Roj launched herself from the rooftop to sail in the clouds, the raindrops piercing her like liquid diamonds, reflecting bits of light from the city, washing through her with purity as sharp as knives, cleansing her from the dirty despair that the so-called Speaker For All had begun to coat her with.
She still felt bad, but now a certain anger was added to it. Every time she had the least bit of doubt, anonymous voices spoke to her and told her to give up, give in, nobody cares, everybody is worthless. "Who are these things and why do they keep bugging me?" she screamed into the rain.
"What do you think they are?" asked Desai from her side.
"Where the h -- " she stopped, and began again. "Where have you been? I needed your guidance with that horrible scene with Thug Boy and Laurella, asked for you, and you were nowhere! I needed you!"
"You did not."
"Yes, I did! If you had told me what to do, I wouldn't have screwed up so badly!"
"What makes you think you ... screwed up?"
"Laurella was going to get killed, and her kids, too -- all I could think of to do was disable Thug Boy with his own gun in a way that would leave Laurella free of possible blame. But there had to have been another way to do it, without gunfire, without blood. What should I have done?"
"You could have made a meteorite fly through space and crash into the Earth right between Laurella and Bobby, frighten them both so that they fled in different directions, and then had emergency crews show up to keep him from hurting her."

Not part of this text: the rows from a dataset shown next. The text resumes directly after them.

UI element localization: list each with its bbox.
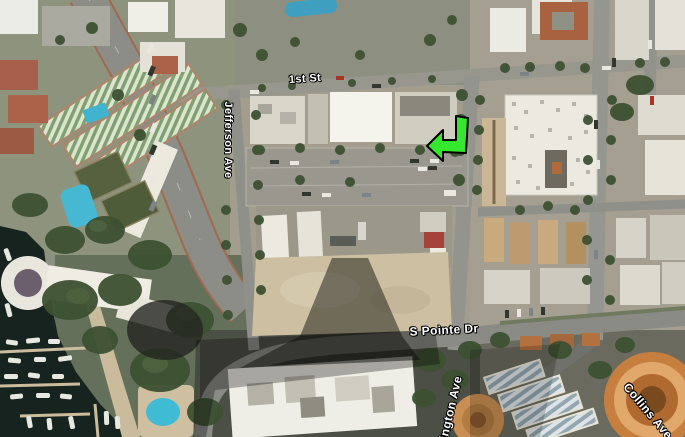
satellite-imagery xyxy=(0,0,685,437)
street-label-jefferson-ave: Jefferson Ave xyxy=(222,101,234,178)
satellite-map[interactable]: 1st St Jefferson Ave S Pointe Dr Washing… xyxy=(0,0,685,437)
pool-south xyxy=(146,398,180,426)
street-label-1st-st: 1st St xyxy=(288,72,321,86)
parking-lot xyxy=(246,148,468,206)
white-roof-building xyxy=(330,92,392,142)
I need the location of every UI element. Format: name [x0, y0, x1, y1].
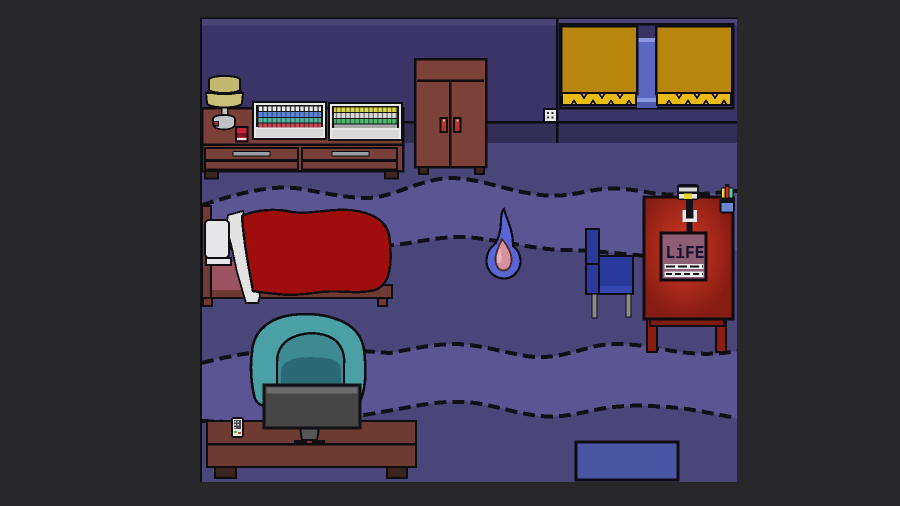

"Come on, Desai, I feel so bad about hurting him." The rain felt so good, as though she were in a cooling, refreshing dishwasher.
"He was not hurt so badly that he would not recover. What pain he experiences could be a lesson for him," Desai said complacently.
"There was a thing trying to tell me that there was no forgiveness or mercy, no where, that it was all a sham."
"Do you believe it?"
"No, at least I don't want to believe it, because it seems so hopeless. Please don't tell me that I should believe it."
Desai said, "It is up to you to believe it, or not. That is called 'Faith."